Molecular Tools for Selective Activation of Astrocytes In Vivo
Temporal Control of Astrocyte Activation In Vivo Using Optogenetics
Optogenetics is an extremely powerful tool for activating and inactivating neuronal circuits in vivo with high temporal resolution. Optogenetic regulation of neuronal activity generally occurs through the flux of ions that either depolarize or hyperpolarize neurons with high temporal and spatial resolution (Schoenenberger et al., 2011; Lin, 2012). More recently, a number of investigators have used this technology to activate astrocyte signaling in situ and in vivo (Gourine et al., 2010; Perea et al., 2014; Yamashita et al., 2014). It is important to understand that while optogenetic activation of astrocytes can lead to changes in ion fluxes across plasma and intracellular compartment membranes, these fluxes do not remotely reflect the changes in signaling that occur following the activation of astrocyte GPCRs, the primary mode for activating astrocyte signaling (Agulhon et al., 2012; Sanchez-Fernandez et al., 2014).

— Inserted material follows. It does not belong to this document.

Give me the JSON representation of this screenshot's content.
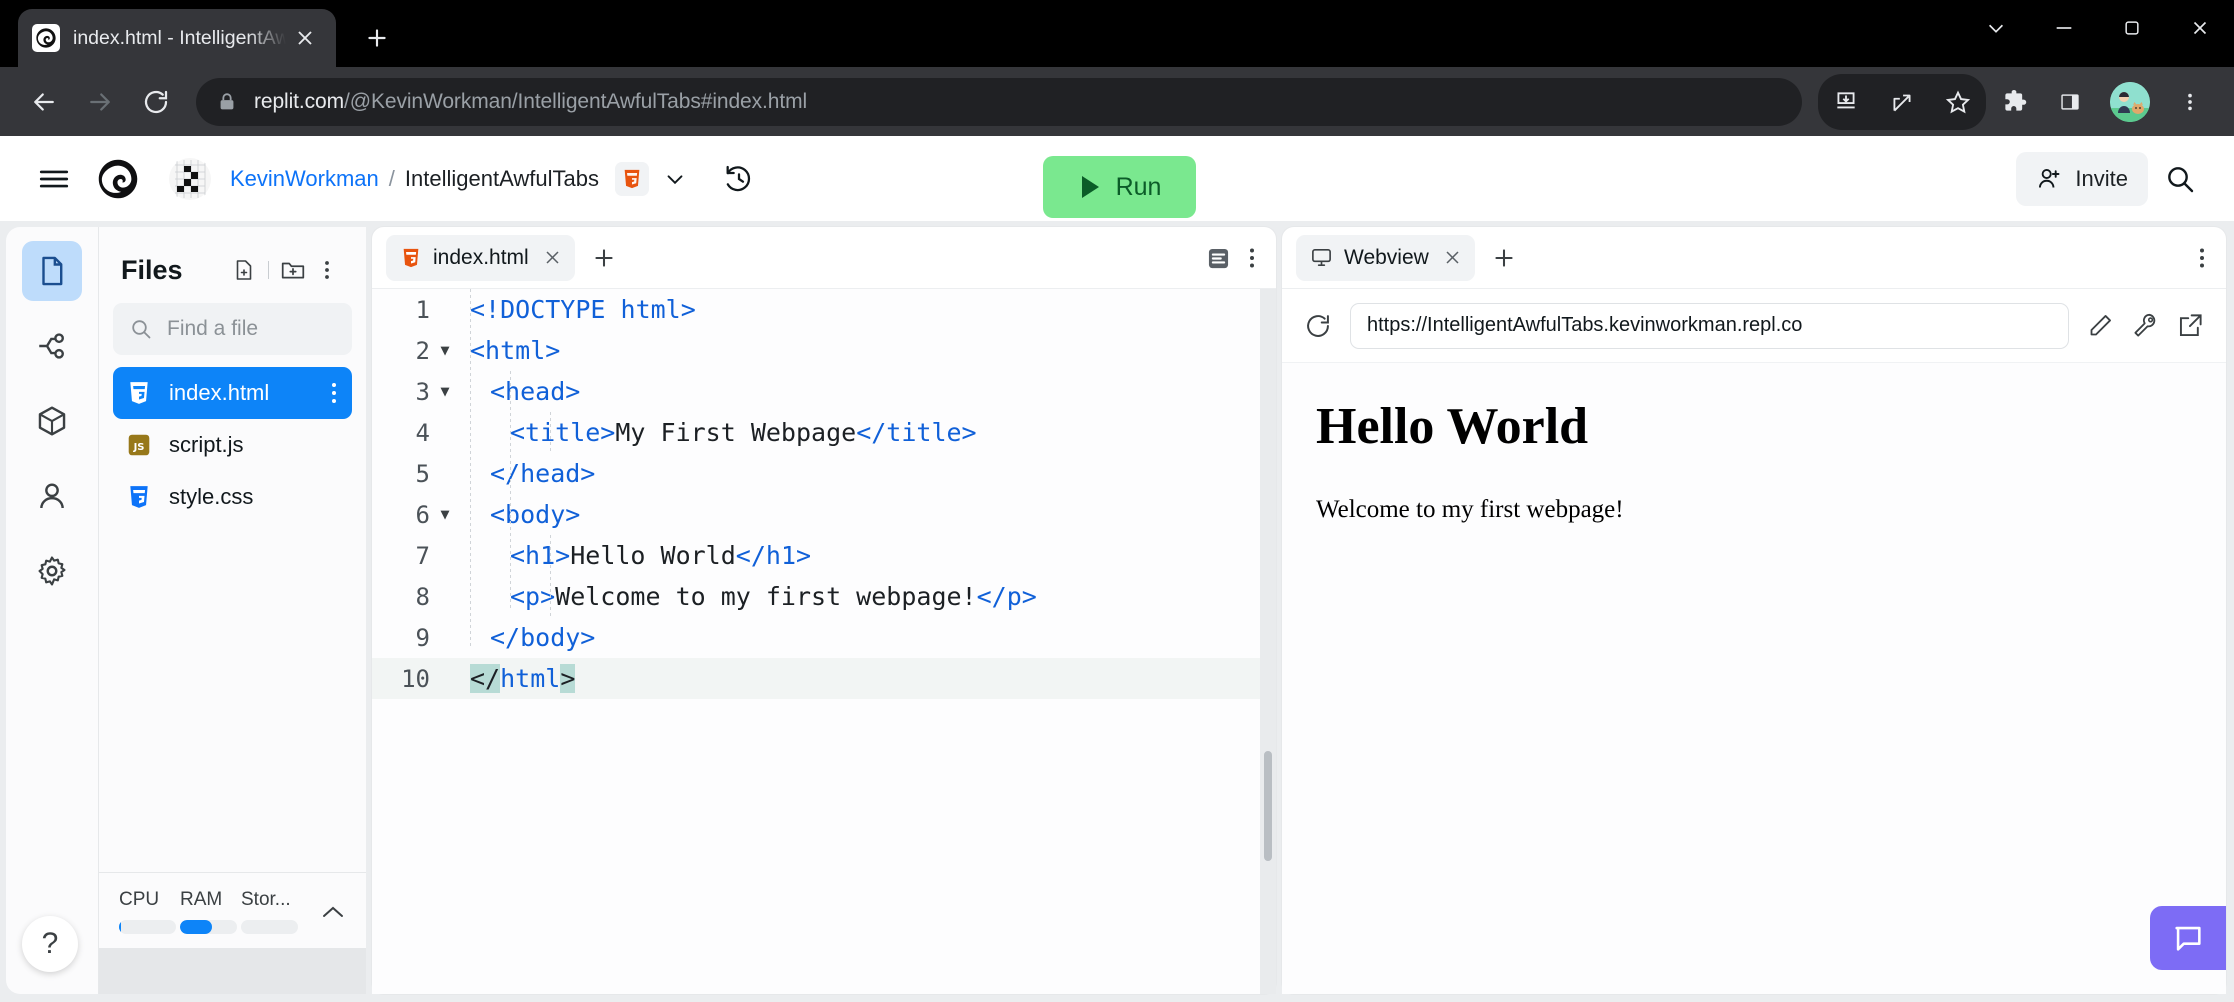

Multiple variants of channelrhodopsin (ChR2) have been expressed in astrocytes, primarily to elicit Ca2+ responses (Table 1). In vivo, activation of the ChR2 variant ChR2 (H134R) (Nagel et al., 2005) in astrocytes in the ventral surface of the medulla oblongata was shown to lead to increases in intracellular Ca2+ and alteration in respiratory activity of rats (Gourine et al., 2010). This same variant of ChR2 was employed to illustrate the ability of astrocyte Ca2+ elevations to alter the firing and orientation responses of mouse primary visual cortex excitatory and inhibitory neurons in vivo (Perea et al., 2014). Most recently, Beppu et al. (2014) created mice expressing the ChR variant ChR2 (C128S) or an optogenetic proton pump (ArchT). Activation of these optogenetic tools lead to, respectively, acidification or alkalization of astrocytes which modulated glutamate release and ischemic damage in vivo. The remainder of studies using ChR2 or its variants have been performed using culture or slice preparations, but provide valuable insights into the mechanisms of their ability to activate astrocytes signaling (Figueiredo et al., 2014). A second variant, CatCh (Ca2+ translocating ChR, which has improved Ca2+ permeability) (Kleinlogel et al., 2011) when expressed in cultured astrocytes, was found to also increase Ca2+ but with varying reliability compared to ChR2 (H134R) (Li et al., 2012; Figueiredo et al., 2014). A non-ChR2 light activated channel, the light-gated Ca2+-permeable ionotropic GluR6 glutamate receptor (LiGluR), has also been used in cultured astrocytes, with again varying results (Li et al., 2012).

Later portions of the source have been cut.